Num domingo, às cinco da manhã, o telefone tocou. Era uma mulher com acentuada pronúncia cearense, gosma de bêbado na fala, dizendo-se nossa admiradora e garantindo uma grande semelhança física com Bette Davis. No quinto telefonema, no quinto apelo, dissemos que ela viesse. Bette Davis chegou às 5h20 e pediu uísque. Naquela época, para nós, uísque era exatamente uma palavra estrangeira, sem a mínima realização no copo ou no paladar. Mas não podíamos negar uísque à Bette Davis. Fui ao banheiro, derramei três dedos de álcool num copo, dois dedos de um remédio chamado Anemotrat e perguntei a Fernando se aquilo não era uísque. Ele achou que era. Bette Davis bebeu de uma vez. Em seguida, debruçou-se na janela e começou a gritar: “Socorro! Socorro! Dois homens roubaram meu relógio e estão querendo me matar!” Veio a polícia, veio o dono do prédio, que morava no andar de cima, e veio a ordem de mudança para o dia seguinte, antes do meio-dia. Numa segunda-feira, com a maior dignidade deste mundo, pedimos 11 almoços na pensão Santa Luzia, dissemos que mandassem buscar o dinheiro e as marmitas às duas da tarde, convidamos amigos de Pernambuco, comemos e saímos às 13h30, com as malas num táxi, sem saber em que travesseiro iríamos largar essas cabeças, tão criadoras de encrencas, tão coitadas.
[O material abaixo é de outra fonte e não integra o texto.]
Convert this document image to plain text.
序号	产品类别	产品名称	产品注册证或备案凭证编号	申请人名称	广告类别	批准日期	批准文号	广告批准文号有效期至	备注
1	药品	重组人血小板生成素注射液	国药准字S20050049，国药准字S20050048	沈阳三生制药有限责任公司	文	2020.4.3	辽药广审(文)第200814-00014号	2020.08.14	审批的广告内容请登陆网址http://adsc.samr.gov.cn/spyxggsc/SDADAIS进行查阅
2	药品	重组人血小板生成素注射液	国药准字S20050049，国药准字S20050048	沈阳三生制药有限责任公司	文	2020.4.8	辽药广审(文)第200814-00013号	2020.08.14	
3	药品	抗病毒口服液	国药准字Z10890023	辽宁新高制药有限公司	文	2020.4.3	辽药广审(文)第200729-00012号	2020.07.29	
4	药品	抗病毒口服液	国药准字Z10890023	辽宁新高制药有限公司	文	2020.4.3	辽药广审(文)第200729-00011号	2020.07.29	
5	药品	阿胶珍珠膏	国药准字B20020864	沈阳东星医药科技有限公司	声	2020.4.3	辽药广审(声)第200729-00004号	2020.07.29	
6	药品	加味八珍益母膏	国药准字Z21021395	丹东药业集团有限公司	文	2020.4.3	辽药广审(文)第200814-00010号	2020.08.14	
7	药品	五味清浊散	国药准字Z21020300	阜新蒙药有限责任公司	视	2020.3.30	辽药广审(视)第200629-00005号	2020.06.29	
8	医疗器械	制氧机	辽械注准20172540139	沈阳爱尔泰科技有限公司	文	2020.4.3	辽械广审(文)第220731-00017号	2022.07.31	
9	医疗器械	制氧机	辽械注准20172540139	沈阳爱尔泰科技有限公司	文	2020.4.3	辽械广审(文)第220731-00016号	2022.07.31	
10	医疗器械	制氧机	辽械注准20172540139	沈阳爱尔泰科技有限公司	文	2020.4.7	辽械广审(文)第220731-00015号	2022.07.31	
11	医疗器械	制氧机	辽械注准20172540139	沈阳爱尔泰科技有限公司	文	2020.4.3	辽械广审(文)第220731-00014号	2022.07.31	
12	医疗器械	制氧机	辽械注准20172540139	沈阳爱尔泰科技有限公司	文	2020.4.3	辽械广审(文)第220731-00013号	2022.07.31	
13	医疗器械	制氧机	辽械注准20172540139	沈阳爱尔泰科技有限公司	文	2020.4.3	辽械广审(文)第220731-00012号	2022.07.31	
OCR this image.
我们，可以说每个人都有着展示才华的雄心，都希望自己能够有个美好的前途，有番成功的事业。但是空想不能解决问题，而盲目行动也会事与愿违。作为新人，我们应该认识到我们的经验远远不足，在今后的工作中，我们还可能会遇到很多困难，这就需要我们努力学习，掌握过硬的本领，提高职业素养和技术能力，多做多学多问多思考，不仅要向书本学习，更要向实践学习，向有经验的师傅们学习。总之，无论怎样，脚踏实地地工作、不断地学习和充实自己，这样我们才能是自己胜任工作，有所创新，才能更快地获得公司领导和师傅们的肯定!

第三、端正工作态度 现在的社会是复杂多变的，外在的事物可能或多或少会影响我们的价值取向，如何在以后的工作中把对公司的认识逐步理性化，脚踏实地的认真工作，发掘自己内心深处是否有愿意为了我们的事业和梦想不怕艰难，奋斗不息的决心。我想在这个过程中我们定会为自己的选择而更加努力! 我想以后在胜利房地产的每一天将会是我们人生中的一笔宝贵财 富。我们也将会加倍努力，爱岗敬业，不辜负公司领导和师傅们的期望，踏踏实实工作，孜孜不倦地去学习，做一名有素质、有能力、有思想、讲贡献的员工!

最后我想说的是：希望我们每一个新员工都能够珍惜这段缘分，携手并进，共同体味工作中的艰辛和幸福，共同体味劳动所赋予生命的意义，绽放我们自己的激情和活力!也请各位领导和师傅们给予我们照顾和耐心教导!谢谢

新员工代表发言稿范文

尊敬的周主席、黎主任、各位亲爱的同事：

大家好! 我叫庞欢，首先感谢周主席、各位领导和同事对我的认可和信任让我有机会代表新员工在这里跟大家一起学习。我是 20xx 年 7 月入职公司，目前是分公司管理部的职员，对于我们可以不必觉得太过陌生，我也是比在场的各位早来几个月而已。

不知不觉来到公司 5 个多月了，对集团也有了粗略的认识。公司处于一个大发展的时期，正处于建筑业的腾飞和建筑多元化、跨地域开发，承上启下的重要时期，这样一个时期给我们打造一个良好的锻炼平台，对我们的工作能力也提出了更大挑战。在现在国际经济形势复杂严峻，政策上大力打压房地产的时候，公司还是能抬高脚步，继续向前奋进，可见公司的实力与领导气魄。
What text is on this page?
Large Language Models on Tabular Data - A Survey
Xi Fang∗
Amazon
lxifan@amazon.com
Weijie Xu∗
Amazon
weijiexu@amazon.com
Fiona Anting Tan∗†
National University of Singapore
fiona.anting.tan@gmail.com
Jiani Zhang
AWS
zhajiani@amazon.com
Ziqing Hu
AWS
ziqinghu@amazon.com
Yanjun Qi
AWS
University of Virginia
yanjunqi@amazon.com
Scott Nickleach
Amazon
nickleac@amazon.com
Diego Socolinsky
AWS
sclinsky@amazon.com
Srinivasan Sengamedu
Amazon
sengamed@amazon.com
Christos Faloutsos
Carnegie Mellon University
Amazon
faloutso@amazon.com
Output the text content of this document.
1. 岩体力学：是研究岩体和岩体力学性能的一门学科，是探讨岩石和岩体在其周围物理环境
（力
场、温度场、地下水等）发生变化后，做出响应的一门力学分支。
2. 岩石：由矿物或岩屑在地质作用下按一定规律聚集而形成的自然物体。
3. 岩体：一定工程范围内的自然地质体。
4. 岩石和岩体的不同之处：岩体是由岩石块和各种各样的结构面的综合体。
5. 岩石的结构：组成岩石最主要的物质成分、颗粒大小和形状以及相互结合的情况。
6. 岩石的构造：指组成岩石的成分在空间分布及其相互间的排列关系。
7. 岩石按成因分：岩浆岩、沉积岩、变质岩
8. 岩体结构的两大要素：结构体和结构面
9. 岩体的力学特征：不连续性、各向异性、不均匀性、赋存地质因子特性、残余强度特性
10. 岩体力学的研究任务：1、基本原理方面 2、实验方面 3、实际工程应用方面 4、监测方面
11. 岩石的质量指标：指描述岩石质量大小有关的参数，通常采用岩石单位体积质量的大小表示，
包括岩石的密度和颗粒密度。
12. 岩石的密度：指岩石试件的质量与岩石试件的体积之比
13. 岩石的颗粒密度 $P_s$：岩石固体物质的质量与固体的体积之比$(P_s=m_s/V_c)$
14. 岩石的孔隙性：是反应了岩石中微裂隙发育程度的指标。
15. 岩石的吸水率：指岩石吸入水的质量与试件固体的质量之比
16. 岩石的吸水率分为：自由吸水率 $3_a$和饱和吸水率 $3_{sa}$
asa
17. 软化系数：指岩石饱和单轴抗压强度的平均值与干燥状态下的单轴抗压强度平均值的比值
TERCEIRA – Agora é um apartamento térreo, na rua Viveiros de Castro, em Copacabana. Temos geladeira, tapete persa, vitrola, livros, dois telefones. Aquilo tudo era do sr. Lima Cavalcanti, naquele tempo embaixador do Brasil no México. Mas, embora inexplicavelmente, estávamos ali. Com uma semana de Copacabana, éramos donos da conversa de todos os bares da praia. Nossa grande arma de conquista era o samba de improviso e os rapazes se escandalizavam com a nossa rapidez de raciocínio, com a precisão das nossas rimas. Algumas moças independentes – ou pelos menos independentes aos domingos e feriados – nos ofereciam feijoadas, outras nos levavam para andar de automóveis. E íamos vivendo. Uma noite, oferecemos uma festa em casa. Veio muita gente. Uma das moças telefonou para o 2º Distrito, deu o endereço e contou que havia sido raptada. Daí a pouco, veio a polícia, os vizinhos foram ouvidos, nós fomos presos, o apartamento interditado, os tiras disseram horrores de nossas mães honestas e distantes... E à tarde, de táxi, fui do comissariado de Copacabana a um Ita, que já estava desatrancando em 20 minutos, desgostoso mas saudoso do Rio. Recife me pegaria outra vez.